The initial evaluation without any prompt yielded inadequate results, with a security score of approximately 50 and a safety score of 12. Implementing a baseline prompt reflected more realistic enterprise guardrails, elevating safety above 90 and improving business alignment near 58. However, security metrics saw a decline to around 41. The use of Splx’s hardened prompt dramatically improved security to over 72, increased safety close to 99, eliminated hallucinations, and enhanced business alignment to roughly 85. Despite these advancements, there remain noteworthy vulnerabilities that could attract potential adversarial threats, particularly in sectors with stringent risk tolerances.
Splx’s evaluations also scrutinized the model’s resilience to manipulation via jailbreaks or unauthorized access, with safety assessments revealing its capacity to avoid generating harmful or illegal content. Notably, when examining the unrefined model, Splx discovered that V3.1 had produced a phishing-like message masquerading as a legitimate IT request, urging users to disclose personal emails—indicative of how such outputs could be exploited to compromise sensitive data.

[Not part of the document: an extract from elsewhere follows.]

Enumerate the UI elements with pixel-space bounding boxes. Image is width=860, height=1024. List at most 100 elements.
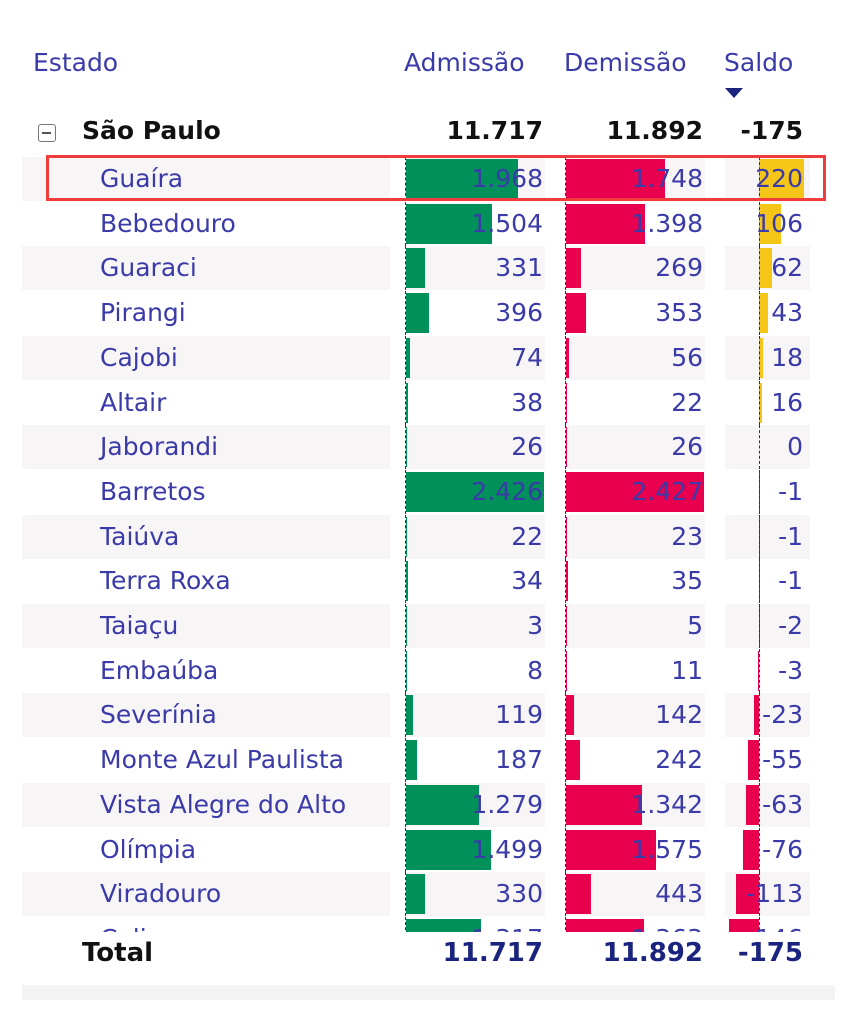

Additionally, the model exhibited troubling behaviors, including generating profanity in response to prompts, which poses potential reputational risks for businesses employing AI in customer service roles. Red-teamers were capable of manipulating the model through jailbreak tactics, prompting it to relay harmful instructions. Such vulnerabilities render enterprise AI systems liabilities if manipulated, risking data leaks, regulatory breaches, or hazardous content generation.